Serbia tells Kosovo mediator to quit

Web posted at: 11/7/2006 4:9:31
Source ::: AFP

BELGRADE • Belgrade yesterday told the United Nations envoy to Kosovo talks to 
resign, accusing him of bias against Serbia in negotiations on the future 
status of the disputed province.

“It would be best if (Martti) Ahtisaari resigned on his own because he has 
failed to organise serious talks and achieve a compromise,” the independent 
FoNet news agency quoted government spokesman Srdjan Djuric as saying.

Djuric accused Ahtisaari, a former Finnish president, of trying to control the 
talks and impose a solution that he had come up with before they began in 
February.

“Ahtisaari was certainly not given a mandate to secretly write with Albanians 
any paper on Kosovo, so it has been a failure in advance,” Djuric said of the 
negotiations.

Kosovo is formally still a part of Serbia but has been administered by the UN 
for the past seven years. Its ethnic Albanian majority wants independence but 
Serbia is not prepared to allow this.

“It is high time that Ahtisaari leaves this job to a new international 
mediator, who would stick to the UN Charter and international law from the 
beginning,” Djuric said.

Simultaneously, the Kosovo Albanian negotiating team said there was no reason 
to continue direct talks with Belgrade because they had failed so far.

“The Unity Team is convinced that the talks with Belgrade cannot bring any 
outcome. Thus the team is of the opinion that it is absolutely profitless... to 
even think of continuing the negotiations,” said spokesman Skender Hyseni.

Hyseni told reporters the team was “ready to continue contacts and partnership 
with the international community untill the (decision on final) status is 
completed”.

Ahtisaari said in October that eight months of negotiations between Belgrade 
and the leaders of Kosovo’s ethnic-Albanian majority had led nowhere and 
suggested a deal be imposed.

He is expected on Friday to present his recommendations to the Contact Group of 
six powerful nations overseeing peace in the Balkans.

A Kosovo newspaper reported last week that Ahtisaari had proposed offering 
“limited sovereignty” to the ethnic Albanians, who comprise around 90 percent 
of the province’s two million population.

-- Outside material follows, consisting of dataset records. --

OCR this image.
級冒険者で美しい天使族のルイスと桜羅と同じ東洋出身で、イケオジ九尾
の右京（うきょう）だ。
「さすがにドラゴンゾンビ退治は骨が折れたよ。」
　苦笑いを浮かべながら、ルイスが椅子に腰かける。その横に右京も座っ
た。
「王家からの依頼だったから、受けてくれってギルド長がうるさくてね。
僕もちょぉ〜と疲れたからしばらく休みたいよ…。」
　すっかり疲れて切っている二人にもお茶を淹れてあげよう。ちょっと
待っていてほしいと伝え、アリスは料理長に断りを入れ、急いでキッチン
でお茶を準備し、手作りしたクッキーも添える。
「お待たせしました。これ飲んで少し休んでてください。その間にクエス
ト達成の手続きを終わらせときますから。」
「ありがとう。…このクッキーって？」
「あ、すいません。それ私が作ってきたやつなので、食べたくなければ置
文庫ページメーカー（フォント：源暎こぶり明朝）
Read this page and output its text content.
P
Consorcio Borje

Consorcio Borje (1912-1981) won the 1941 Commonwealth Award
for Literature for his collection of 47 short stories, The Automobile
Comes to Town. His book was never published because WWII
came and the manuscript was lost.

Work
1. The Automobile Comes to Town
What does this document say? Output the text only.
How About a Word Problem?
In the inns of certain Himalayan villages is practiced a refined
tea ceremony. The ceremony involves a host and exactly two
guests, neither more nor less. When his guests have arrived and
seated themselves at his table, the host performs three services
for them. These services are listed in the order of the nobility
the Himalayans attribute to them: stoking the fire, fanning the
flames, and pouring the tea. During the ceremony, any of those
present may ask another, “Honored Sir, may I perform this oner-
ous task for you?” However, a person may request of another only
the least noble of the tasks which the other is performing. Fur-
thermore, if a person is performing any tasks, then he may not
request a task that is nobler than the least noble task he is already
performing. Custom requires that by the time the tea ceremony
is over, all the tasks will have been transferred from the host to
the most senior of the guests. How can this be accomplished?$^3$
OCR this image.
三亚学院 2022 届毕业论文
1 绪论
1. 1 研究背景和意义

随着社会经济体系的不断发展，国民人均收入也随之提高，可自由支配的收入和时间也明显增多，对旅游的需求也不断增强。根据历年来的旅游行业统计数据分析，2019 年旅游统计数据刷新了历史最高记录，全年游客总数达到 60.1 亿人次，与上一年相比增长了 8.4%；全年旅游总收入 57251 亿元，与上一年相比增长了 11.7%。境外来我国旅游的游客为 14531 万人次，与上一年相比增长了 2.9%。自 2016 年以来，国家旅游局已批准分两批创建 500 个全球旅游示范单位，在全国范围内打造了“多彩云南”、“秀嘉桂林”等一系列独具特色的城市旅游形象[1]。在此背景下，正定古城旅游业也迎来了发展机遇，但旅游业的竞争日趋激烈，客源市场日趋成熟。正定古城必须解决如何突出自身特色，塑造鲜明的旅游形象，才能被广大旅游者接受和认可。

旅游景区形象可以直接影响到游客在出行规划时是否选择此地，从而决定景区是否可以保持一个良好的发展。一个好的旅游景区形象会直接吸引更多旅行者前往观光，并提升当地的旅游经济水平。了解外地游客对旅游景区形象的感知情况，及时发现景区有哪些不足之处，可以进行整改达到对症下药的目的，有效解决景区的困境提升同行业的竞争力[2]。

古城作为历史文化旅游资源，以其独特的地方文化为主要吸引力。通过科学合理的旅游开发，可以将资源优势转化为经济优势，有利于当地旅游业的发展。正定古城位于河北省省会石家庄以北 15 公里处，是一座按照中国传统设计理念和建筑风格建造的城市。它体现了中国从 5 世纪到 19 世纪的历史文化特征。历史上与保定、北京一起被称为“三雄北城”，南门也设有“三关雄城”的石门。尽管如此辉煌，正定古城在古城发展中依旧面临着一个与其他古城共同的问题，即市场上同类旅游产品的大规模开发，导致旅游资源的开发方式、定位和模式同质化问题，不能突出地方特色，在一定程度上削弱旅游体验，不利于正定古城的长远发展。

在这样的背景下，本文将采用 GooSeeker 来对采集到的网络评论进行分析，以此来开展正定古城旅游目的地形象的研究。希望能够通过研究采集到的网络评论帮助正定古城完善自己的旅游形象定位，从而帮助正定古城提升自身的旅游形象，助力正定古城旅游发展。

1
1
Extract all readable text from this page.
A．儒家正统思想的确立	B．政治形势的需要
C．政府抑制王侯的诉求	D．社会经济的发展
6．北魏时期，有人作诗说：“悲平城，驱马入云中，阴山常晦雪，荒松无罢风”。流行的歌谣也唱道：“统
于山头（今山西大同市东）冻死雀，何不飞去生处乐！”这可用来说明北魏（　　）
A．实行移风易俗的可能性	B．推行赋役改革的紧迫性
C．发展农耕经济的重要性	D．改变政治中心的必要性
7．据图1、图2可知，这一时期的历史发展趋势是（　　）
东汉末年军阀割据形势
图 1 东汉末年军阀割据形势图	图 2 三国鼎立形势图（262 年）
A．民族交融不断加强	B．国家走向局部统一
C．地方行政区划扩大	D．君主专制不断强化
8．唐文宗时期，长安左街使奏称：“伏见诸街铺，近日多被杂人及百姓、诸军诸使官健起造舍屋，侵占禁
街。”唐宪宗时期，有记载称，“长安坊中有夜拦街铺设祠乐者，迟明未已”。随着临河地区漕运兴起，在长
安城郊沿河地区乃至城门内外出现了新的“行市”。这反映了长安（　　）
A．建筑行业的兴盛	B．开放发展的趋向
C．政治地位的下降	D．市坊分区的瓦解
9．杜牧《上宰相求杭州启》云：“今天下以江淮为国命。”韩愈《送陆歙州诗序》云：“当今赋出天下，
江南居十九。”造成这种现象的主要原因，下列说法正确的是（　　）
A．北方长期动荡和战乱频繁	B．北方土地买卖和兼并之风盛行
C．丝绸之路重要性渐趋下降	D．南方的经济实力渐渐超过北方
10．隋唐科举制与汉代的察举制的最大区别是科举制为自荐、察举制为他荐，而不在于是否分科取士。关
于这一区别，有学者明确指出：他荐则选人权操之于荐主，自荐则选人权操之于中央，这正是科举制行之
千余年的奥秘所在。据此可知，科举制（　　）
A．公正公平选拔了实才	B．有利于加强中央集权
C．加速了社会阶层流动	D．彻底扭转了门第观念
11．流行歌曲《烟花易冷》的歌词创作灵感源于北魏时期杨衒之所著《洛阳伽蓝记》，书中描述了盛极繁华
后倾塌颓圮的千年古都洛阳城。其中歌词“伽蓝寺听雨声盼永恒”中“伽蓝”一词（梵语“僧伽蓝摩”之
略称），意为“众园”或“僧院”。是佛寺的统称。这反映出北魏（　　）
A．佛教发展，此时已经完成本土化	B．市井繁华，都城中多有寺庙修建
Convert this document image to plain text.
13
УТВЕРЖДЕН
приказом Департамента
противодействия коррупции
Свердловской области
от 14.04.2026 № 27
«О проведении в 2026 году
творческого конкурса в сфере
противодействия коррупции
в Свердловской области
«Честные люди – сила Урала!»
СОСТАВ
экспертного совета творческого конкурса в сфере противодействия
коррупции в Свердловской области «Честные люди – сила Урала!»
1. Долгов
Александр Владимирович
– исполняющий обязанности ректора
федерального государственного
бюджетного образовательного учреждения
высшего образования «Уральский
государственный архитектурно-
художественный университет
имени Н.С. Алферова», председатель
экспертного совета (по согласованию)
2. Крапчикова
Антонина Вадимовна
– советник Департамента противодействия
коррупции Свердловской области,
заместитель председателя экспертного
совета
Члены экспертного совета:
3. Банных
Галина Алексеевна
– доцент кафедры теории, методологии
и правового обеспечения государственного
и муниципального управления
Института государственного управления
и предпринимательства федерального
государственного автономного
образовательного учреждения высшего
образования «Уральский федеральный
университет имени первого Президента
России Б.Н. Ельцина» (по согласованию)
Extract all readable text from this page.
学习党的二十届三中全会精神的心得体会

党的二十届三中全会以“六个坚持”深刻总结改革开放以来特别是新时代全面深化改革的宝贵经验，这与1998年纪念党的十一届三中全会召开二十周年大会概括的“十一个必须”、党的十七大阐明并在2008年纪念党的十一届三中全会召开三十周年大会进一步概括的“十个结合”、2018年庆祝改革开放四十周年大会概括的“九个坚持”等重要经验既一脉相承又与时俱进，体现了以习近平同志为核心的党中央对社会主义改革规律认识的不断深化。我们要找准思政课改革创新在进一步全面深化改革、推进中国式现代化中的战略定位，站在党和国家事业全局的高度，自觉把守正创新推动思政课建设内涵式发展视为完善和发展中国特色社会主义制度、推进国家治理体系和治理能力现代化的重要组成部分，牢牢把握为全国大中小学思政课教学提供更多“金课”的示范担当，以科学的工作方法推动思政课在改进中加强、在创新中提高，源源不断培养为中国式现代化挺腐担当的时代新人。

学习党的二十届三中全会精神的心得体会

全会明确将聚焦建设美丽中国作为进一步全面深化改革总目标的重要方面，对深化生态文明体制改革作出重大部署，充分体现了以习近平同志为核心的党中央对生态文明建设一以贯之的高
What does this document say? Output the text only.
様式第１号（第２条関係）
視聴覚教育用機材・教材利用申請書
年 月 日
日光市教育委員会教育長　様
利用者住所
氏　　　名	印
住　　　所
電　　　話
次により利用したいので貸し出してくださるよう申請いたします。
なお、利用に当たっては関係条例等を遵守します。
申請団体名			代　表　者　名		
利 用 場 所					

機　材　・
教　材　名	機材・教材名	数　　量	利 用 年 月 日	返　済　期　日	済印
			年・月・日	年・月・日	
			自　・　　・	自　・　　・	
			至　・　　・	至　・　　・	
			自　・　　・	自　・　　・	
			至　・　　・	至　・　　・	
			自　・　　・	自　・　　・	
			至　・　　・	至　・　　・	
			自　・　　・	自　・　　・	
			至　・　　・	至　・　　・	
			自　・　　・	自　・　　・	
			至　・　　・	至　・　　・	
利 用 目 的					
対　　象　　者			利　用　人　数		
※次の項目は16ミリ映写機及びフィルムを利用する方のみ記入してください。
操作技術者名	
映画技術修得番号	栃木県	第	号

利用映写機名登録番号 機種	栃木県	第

Kosovo has been managed by the UN since 1999, when a 78-day Nato bombing 
campaign halted a crackdown by Serbian forces against Kosovo’s separatist 
Albanian rebels.

Kosovo has been in limbo ever since. Its future status was set to be resolved 
by the year’s end. But a decision could be delayed because of an expected 
Serbian general election in December.

Speaking during a visit the Slovakian capital Bratislava on Monday, Kosovo’s 
ethnic-Albanian prime minister, Agim Ceku, urged the international community 
not to delay its decision on the province’s status.